2019-02-13 10:11:33.585022: W tensorflow/contrib/tensorrt/kernels/trt_engine_op.cc:260] Engine buffer is full. buffer limit=1, current entries=16, requested batch=21660
2019-02-13 10:11:33.585071: W tensorflow/contrib/tensorrt/kernels/trt_engine_op.cc:277] Failed to get engine batch, running native segment for GridAnchorGenerator/my_trt_op_3
2019-02-13 10:11:33.586279: W tensorflow/contrib/tensorrt/kernels/trt_engine_op.cc:260] Engine buffer is full. buffer limit=1, current entries=16, requested batch=21660
2019-02-13 10:11:33.586320: W tensorflow/contrib/tensorrt/kernels/trt_engine_op.cc:277] Failed to get engine batch, running native segment for ClipToWindow/my_trt_op_1
2019-02-13 10:11:33.586870: W tensorflow/contrib/tensorrt/kernels/trt_engine_op.cc:260] Engine buffer is full. buffer limit=1, current entries=16, requested batch=21660
2019-02-13 10:11:33.586890: W tensorflow/contrib/tensorrt/kernels/trt_engine_op.cc:277] Failed to get engine batch, running native segment for ClipToWindow/Area/my_trt_op_0
2019-02-13 10:11:33.603856: W tensorflow/contrib/tensorrt/kernels/trt_engine_op.cc:260] Engine buffer is full. buffer limit=1, current entries=16, requested batch=4800
2019-02-13 10:11:33.603902: W tensorflow/contrib/tensorrt/kernels/trt_engine_op.cc:277] Failed to get engine batch, running native segment for my_trt_op_4
2019-02-13 10:11:34.833328: W tensorflow/contrib/tensorrt/kernels/trt_engine_op.cc:260] Engine buffer is full. buffer limit=1, current entries=16, requested batch=4800
2019-02-13 10:11:34.833344: W tensorflow/contrib/tensorrt/kernels/trt_engine_op.cc:260] Engine buffer is full. buffer limit=1, current entries=16, requested batch=4800
2019-02-13 10:11:34.833363: W tensorflow/contrib/tensorrt/kernels/trt_engine_op.cc:277] Failed to get engine batch, running native segment for SecondStageBoxPredictor/BoxEncodingPredictor/my_trt_op_5
2019-02-13 10:11:34.833414: W tensorflow/contrib/tensorrt/kernels/trt_engine_op.cc:277] Failed to get engine batch, running native segment for SecondStageBoxPredictor/ClassPredictor/my_trt_op_6

oscarriddle on 13 Feb 2019

@oscarriddle I don’t think it’s a lack of support, I’ve seen several people who successfully converted faster-Rcnn models in tf 1.8. Newer versions seem to be having the problem

atyshka on 18 Feb 2019

@atyshka Actually, I have tried TF1.7+TRT4 to convert the faster-RCNN, but failed at the conversion stage. While TF1.12+TRT5 can successfully convert the graph, but failed at inference stage as reported. So from my point of view, newer trt is more likely to complete the job.

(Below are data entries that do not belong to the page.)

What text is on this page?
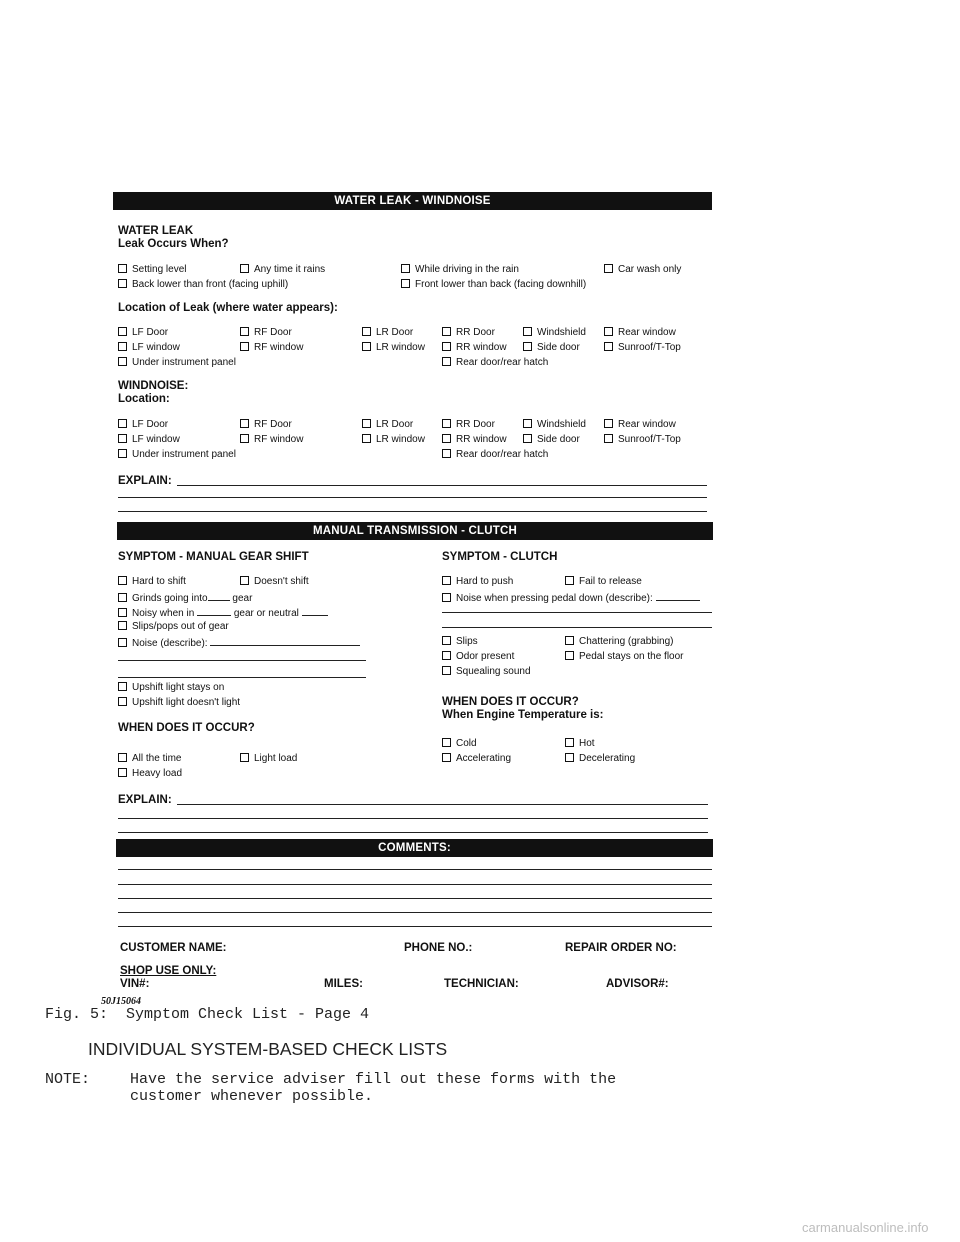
WATER LEAK - WINDNOISE
WATER LEAK
Leak Occurs When?
Setting level	Any time it rains	While driving in the rain	Car wash only
Back lower than front (facing uphill)	Front lower than back (facing downhill)
Location of Leak (where water appears):
LF Door	RF Door	LR Door	RR Door	Windshield	Rear window
LF window	RF window	LR window	RR window	Side door	Sunroof/T-Top
Under instrument panel	Rear door/rear hatch
WINDNOISE:
Location:
LF Door	RF Door	LR Door	RR Door	Windshield	Rear window
LF window	RF window	LR window	RR window	Side door	Sunroof/T-Top
Under instrument panel	Rear door/rear hatch
EXPLAIN:
MANUAL TRANSMISSION - CLUTCH
SYMPTOM - MANUAL GEAR SHIFT
Hard to shift	Doesn't shift
Grinds going into gear
Noisy when in	gear or neutral
Slips/pops out of gear
Noise (describe):
Upshift light stays on
Upshift light doesn't light
WHEN DOES IT OCCUR?
All the time	Light load
Heavy load
SYMPTOM - CLUTCH
Hard to push	Fail to release
Noise when pressing pedal down (describe):
Slips	Chattering (grabbing)
Odor present	Pedal stays on the floor
Squealing sound
WHEN DOES IT OCCUR?
When Engine Temperature is:
Cold	Hot
Accelerating	Decelerating
EXPLAIN:
COMMENTS:
CUSTOMER NAME:	PHONE NO.:	REPAIR ORDER NO:
SHOP USE ONLY:
VIN#:	MILES:	TECHNICIAN:	ADVISOR#:
50J15064
Fig. 5:  Symptom Check List - Page 4
INDIVIDUAL SYSTEM-BASED CHECK LISTS
NOTE:	Have the service adviser fill out these forms with the
customer whenever possible.
carmanualsonline.info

oscarriddle on 18 Feb 2019

any update on this?
facing the same issue..

Tensorflow 1.13.1
TensorRT 5.0.2.6
CUDA/cuDNN: 10.0/7.4.1

iariav on 18 Apr 2019

I fixed this problem by setting the batch size to num_images x 300, for instance if you're going to process 8 images at a time, set the batch size to 2400.

num_images = 8
trt_graph = trt.create_inference_graph(
    input_graph_def=tf.get_default_graph().as_graph_def(),
    outputs=output_node,
    max_batch_size=num_images * 300,
    max_workspace_size_bytes=1 << 25,
    precision_mode='FP16',  
    minimum_segment_size=50 
    )

On V100 the performance gain for FP16 was about 20%, I'm going to try INT8 next.

Tensorflow 1.13.1
TensorRT 5.0.2.6
CUDA/cuDNN: 10.0/7.4.1

alexkokh on 25 Apr 2019

👍2

This is because your batch size changed in your graph, you need to set para max_batch_size to the max batch size. for me, I have concat op in my graph so some of my op has 2*batch_size (32) of input(16). I set max_batch_size = 32, everything is ok

CLIsVeryOK on 24 Jul 2019

Hi There,
We are checking to see if you still need help on this, as this seems to be considerably old issue. Please update this issue with the latest information, code snippet to reproduce your issue and error you are seeing.
If we don't hear from you in the next 7 days, this issue will be closed automatically. If you don't need help on this issue any more, please consider closing this.